Más memoir que novela, y casi tan ensayo como memoir, No entres dócilmente en esa noche quieta es el libro que Ricardo Menéndez Salmón (Gijón, 1971) dedica a la figura de su padre muerto, un hombre que pasó tres décadas arrastrando una salud precaria que condicionó su carácter y sus relaciones familiares. El autor emprende la composición del libro en junio de 2017, exactamente dos años después del fallecimiento, y nos confiesa que “en literatura, si hay que ser sincero, se escribe para saber de qué se escribe”: en este caso, ese aprendizaje le conducirá a comprender mejor las dimensiones del tiempo, la irrebatibilidad de su paso, en paralelo a una indagación descarnada acerca de la ternura cruel que recorre cualquier relación entre un padre y su hijo. Es verdad que la muerte del progenitor siempre es un tema importante para los escritores, y que sus consecuencias pocas veces han sido tan bien sintetizadas como aquí: “supone el paso de lo velado a lo desnudo. Entre uno mismo y la muerte ya no hay nadie, ya no hay nada, salvo el cuerpo exiguo”.
Pero esa pérdida de un techo que proteja bajo la finitud de nuestros días solo es uno de los hilos, cierto que el central, de los que tira este libro casi obsesionado con preguntarse por qué está siendo escrito, cómo debe escribirse.

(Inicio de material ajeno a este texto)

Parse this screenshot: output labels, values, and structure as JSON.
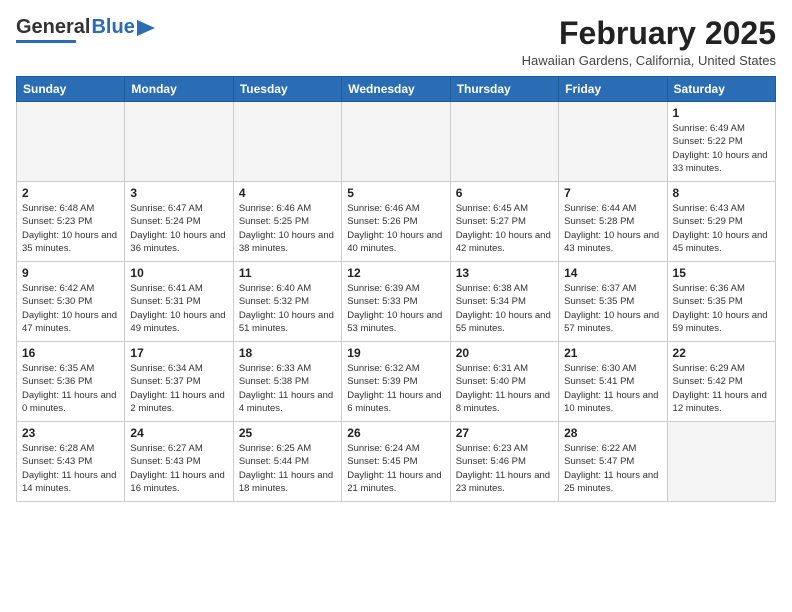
{
  "header": {
    "logo_general": "General",
    "logo_blue": "Blue",
    "month_title": "February 2025",
    "location": "Hawaiian Gardens, California, United States"
  },
  "calendar": {
    "weekdays": [
      "Sunday",
      "Monday",
      "Tuesday",
      "Wednesday",
      "Thursday",
      "Friday",
      "Saturday"
    ],
    "weeks": [
      [
        {
          "day": "",
          "info": ""
        },
        {
          "day": "",
          "info": ""
        },
        {
          "day": "",
          "info": ""
        },
        {
          "day": "",
          "info": ""
        },
        {
          "day": "",
          "info": ""
        },
        {
          "day": "",
          "info": ""
        },
        {
          "day": "1",
          "info": "Sunrise: 6:49 AM\nSunset: 5:22 PM\nDaylight: 10 hours and 33 minutes."
        }
      ],
      [
        {
          "day": "2",
          "info": "Sunrise: 6:48 AM\nSunset: 5:23 PM\nDaylight: 10 hours and 35 minutes."
        },
        {
          "day": "3",
          "info": "Sunrise: 6:47 AM\nSunset: 5:24 PM\nDaylight: 10 hours and 36 minutes."
        },
        {
          "day": "4",
          "info": "Sunrise: 6:46 AM\nSunset: 5:25 PM\nDaylight: 10 hours and 38 minutes."
        },
        {
          "day": "5",
          "info": "Sunrise: 6:46 AM\nSunset: 5:26 PM\nDaylight: 10 hours and 40 minutes."
        },
        {
          "day": "6",
          "info": "Sunrise: 6:45 AM\nSunset: 5:27 PM\nDaylight: 10 hours and 42 minutes."
        },
        {
          "day": "7",
          "info": "Sunrise: 6:44 AM\nSunset: 5:28 PM\nDaylight: 10 hours and 43 minutes."
        },
        {
          "day": "8",
          "info": "Sunrise: 6:43 AM\nSunset: 5:29 PM\nDaylight: 10 hours and 45 minutes."
        }
      ],
      [
        {
          "day": "9",
          "info": "Sunrise: 6:42 AM\nSunset: 5:30 PM\nDaylight: 10 hours and 47 minutes."
        },
        {
          "day": "10",
          "info": "Sunrise: 6:41 AM\nSunset: 5:31 PM\nDaylight: 10 hours and 49 minutes."
        },
        {
          "day": "11",
          "info": "Sunrise: 6:40 AM\nSunset: 5:32 PM\nDaylight: 10 hours and 51 minutes."
        },
        {
          "day": "12",
          "info": "Sunrise: 6:39 AM\nSunset: 5:33 PM\nDaylight: 10 hours and 53 minutes."
        },
        {
          "day": "13",
          "info": "Sunrise: 6:38 AM\nSunset: 5:34 PM\nDaylight: 10 hours and 55 minutes."
        },
        {
          "day": "14",
          "info": "Sunrise: 6:37 AM\nSunset: 5:35 PM\nDaylight: 10 hours and 57 minutes."
        },
        {
          "day": "15",
          "info": "Sunrise: 6:36 AM\nSunset: 5:35 PM\nDaylight: 10 hours and 59 minutes."
        }
      ],
      [
        {
          "day": "16",
          "info": "Sunrise: 6:35 AM\nSunset: 5:36 PM\nDaylight: 11 hours and 0 minutes."
        },
        {
          "day": "17",
          "info": "Sunrise: 6:34 AM\nSunset: 5:37 PM\nDaylight: 11 hours and 2 minutes."
        },
        {
          "day": "18",
          "info": "Sunrise: 6:33 AM\nSunset: 5:38 PM\nDaylight: 11 hours and 4 minutes."
        },
        {
          "day": "19",
          "info": "Sunrise: 6:32 AM\nSunset: 5:39 PM\nDaylight: 11 hours and 6 minutes."
        },
        {
          "day": "20",
          "info": "Sunrise: 6:31 AM\nSunset: 5:40 PM\nDaylight: 11 hours and 8 minutes."
        },
        {
          "day": "21",
          "info": "Sunrise: 6:30 AM\nSunset: 5:41 PM\nDaylight: 11 hours and 10 minutes."
        },
        {
          "day": "22",
          "info": "Sunrise: 6:29 AM\nSunset: 5:42 PM\nDaylight: 11 hours and 12 minutes."
        }
      ],
      [
        {
          "day": "23",
          "info": "Sunrise: 6:28 AM\nSunset: 5:43 PM\nDaylight: 11 hours and 14 minutes."
        },
        {
          "day": "24",
          "info": "Sunrise: 6:27 AM\nSunset: 5:43 PM\nDaylight: 11 hours and 16 minutes."
        },
        {
          "day": "25",
          "info": "Sunrise: 6:25 AM\nSunset: 5:44 PM\nDaylight: 11 hours and 18 minutes."
        },
        {
          "day": "26",
          "info": "Sunrise: 6:24 AM\nSunset: 5:45 PM\nDaylight: 11 hours and 21 minutes."
        },
        {
          "day": "27",
          "info": "Sunrise: 6:23 AM\nSunset: 5:46 PM\nDaylight: 11 hours and 23 minutes."
        },
        {
          "day": "28",
          "info": "Sunrise: 6:22 AM\nSunset: 5:47 PM\nDaylight: 11 hours and 25 minutes."
        },
        {
          "day": "",
          "info": ""
        }
      ]
    ]
  }
}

La pérdida del padre es uno de los hilos, el central, de los que tira este libro obsesionado por cómo debe escribirse
Aunque esto último es inexacto: en realidad, esas dos preguntas obtienen una respuesta clara en las primeras páginas, cuando el autor confiesa que necesita escribir este libro con independencia de cualquier decisión tomada libremente, renuncia a cualquier modo de ficción y se conjura para ser “honesto”. Admitamos que este último concepto, el de honestidad aplicado a la escritura, es espinoso y ha sido enarbolado con bastante ingenuidad en muchas ocasiones; sin embargo, Menéndez Salmón se refiere aquí a una condición fría, racional, a un distanciamiento que le permita esquivar el sentimentalismo y pensar a su padre como si no lo fuera. Eso es convincente. Establecidas las condiciones del proyecto, el libro se mantiene fiel a ellas casi siempre, en parte porque, como ya he insinuado, tiene mucho de pensamiento, algo habitual en su autor. La presencia de ese hombre enfermizo, difícil, coleccionista (su hijo dice que era un hombre poco creativo, pero yo recuerdo a los personajes del dibujante y guionista canadiense Seth y pienso que, a veces, la pasión coleccionista es una forma lateral de creatividad, obsesiva como ella), alcohólico durante años, temeroso, finalmente bueno, es el tejido vivo sobre el que se construye una ética de la escritura y del legado familiar. En este sentido, de las tres referencias que la contraportada adjudica a la obra (Philip Roth, Amos Oz, Peter Handke), creo que la más reconocible como patrón para sus hechuras es Patrimonio de Roth, cuya descomunal inteligencia narrativa operó allí a modo de moralista.
Precisamente, las referencias literarias y culturales aparecen con recurrencia, de un modo que en esta ocasión resulta más armónico y orgánico que en alguna novela reciente de Menéndez Salmón, y contribuyen a desarrollar la historia de una emancipación personal no exenta de rasgaduras, momentos de dolor e incomprensiones. También es significativa la importancia que adquiere el cuerpo, con sus decadencias, fatigas y limitaciones. Hacia el final, el libro adquiere la textura de las revelaciones, apoyándose en el Interstellar de Nolan, una película sobre la que mi juicio es menos generoso que el expresado aquí, para cerrarse con una aparición que le confiere una circularidad muy lograda al texto y que contribuye a “conjurar la realidad”, tal y como habíamos leído previamente en la primera página. Entonces, dejamos atrás la crónica de una vida paterna marcada por la enfermedad, que resuena en la vida y en el estilo del hijo, en su idea de literatura como cuerpo mutante.